Facilitation can be either an art or a science, or a craft or a skill….it is indeed many things.

But what about the person behind the process, what do they need to be like?

I have facilitated a fair few workshops, and I have been part of quite a few as well. I have been lucky enough to experience some extraordinary facilitators. So what is it that makes a good facilitator so good?

1) Attention to detail – it’s the little things, the things that hold it all together behind the scenes. When all the materials just seem to magically appear, perhaps there is lots of colourful stationery, well designed flip charts and some things to play with, the facilitator remembers everyone’s names, maybe even knows what kind of biscuits you like. Making people feel comfortable and creating a stimulating and friendly environment really is part of making everything run smoothly.

2) Active listening – You need the facilitator to really tune in well, and to make you feel like you are being listened to. This is harder when there is a lot of information being discussed, the group is large, or there are lots of small group discussions. But keeping tuned in to the group, picking up on queries and ideas is all part of the job. Often the facilitator will return to a point, or ask someone to hold a thought, or make a note of it if it can’t be addressed at that moment in time. There are certain techniques to keep up with all the different contributions, but the essence is a lot of good listening.

3) They are really “on it” with time keeping. I will admit it, this is the bit I have to work hardest at! I love a good discussion and good participation is part of what makes facilitating so enjoyable. Sometimes it is hard to know when to curtail it or bring it to a junction or even when to run over on a particular section in the interests of time. Having the skills to do this is a key part of the facilitator’s role and keeping on top of the time is one of the things that enables the outcomes to be met.

4) A good facilitator often makes it look easy. I have often heard this said, like somehow everything magically hangs together. In truth there is a lot of planning that goes on behind the scenes and then a lot of thinking on your feet during  the workshop. It may look easy, but I promise you it’s not!




5) They make you feel like you want to join in. It’s part of the job to keep an eye on the participants, to make sure that everyone who wants to contribute can. The dynamic of the group is important to the effective running of the session, so you’ll want a facilitator who knows how to keep their eyes on how the group is getting along. Often there are some participants are engaged in the workshop, but not necessarily participating, and this is fine. But it’s recognising who those people are, and who wants to join in but can’t and then enabling them to do so that is key.

6) They’re not afraid to use some good tactics on that person who takes all the airspace.

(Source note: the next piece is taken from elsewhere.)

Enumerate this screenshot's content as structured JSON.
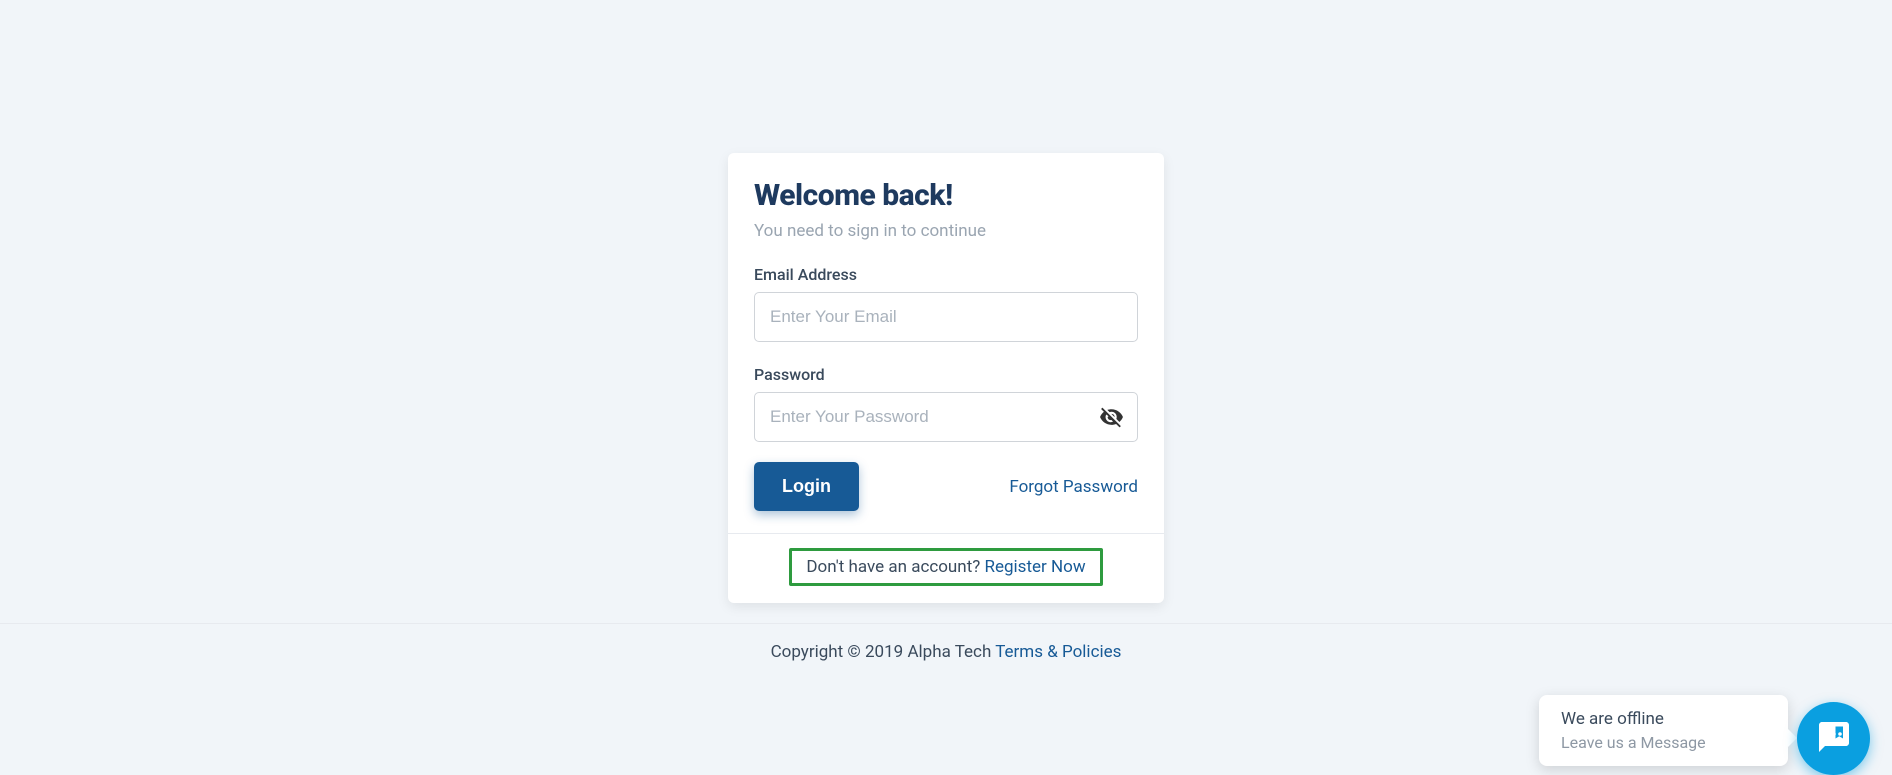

There is a balance to be struck between letting everyone have their say and giving a lot of time to one person’s potentially valuable input. Even if that person’s contributions might seem amazing and totally relevant, a workshop is a group exercise. It’s not easy to know where the line is sometimes, but as in number 5, it’s all about keeping an eye on the group.

7) They ask brilliant questions. Much of the information in the room will come from the participants, not the facilitator. Being able to ask really excellent questions, often the kind that make you think “ooh, good question” is what a good facilitator will do, and then give you the tools to help you answer it.

8) Doesn’t talk too much. I would hazard a guess that there are a few of us out there who do like to natter a bit! It’s part of the job, being a good communicator, a connector, someone who likes a good discussion. But the voice of the facilitator shouldn’t be the predominant one in the room, and stepping back to ensure the participants have the room they need is crucial.

9) Is neutral. Many discussions are absolutely fascinating, and there is a temptation to join in and share an opinion or two. But the key role of a facilitator is to guide the participants through the discussion, not to be a central part of it.

10) Copes with sudden changes of plan. Last minute changes often happen, and while they are not usually the kind of thing to invite, they are often surmountable. You may be expecting a group of 30 and only 6 turn up, the room isn’t the one you think it is, lots of people are delayed, there is a change in the agenda or time frame at the last minute, drilling next door makes it hard to hear… all of these have happened to me. Being able to re-jig and ride the changes is most definitely a skill and something that an experienced facilitator will to a large extent be happy to do. There will of course be a cut off  point, where sometimes there are too many changes to go ahead. These risks should be the kind of thing that you discuss with the facilitator in the lead up to the workshop.

11) Can tell you where to get the best marker pens! Ok, I added this just for fun, but there is a certain love of talking about materials and kit amongst facilitators. So if you know one, I bet they can tell you all about good pens (and other “stuff”).

Many of the skills to be a good facilitator are developed over time and need a lot of practise. We all draw from our different experiences, even those that at the time might not be the most positive. There is also a certain passion that you need to do the job, something that leads us all to really embrace working with groups, fielding conversations, thinking on our feet and managing fascinating discussions. So next time you need a facilitator, don’t forget to look  for that twinkle in their eye!

What are your experiences of great facilitators?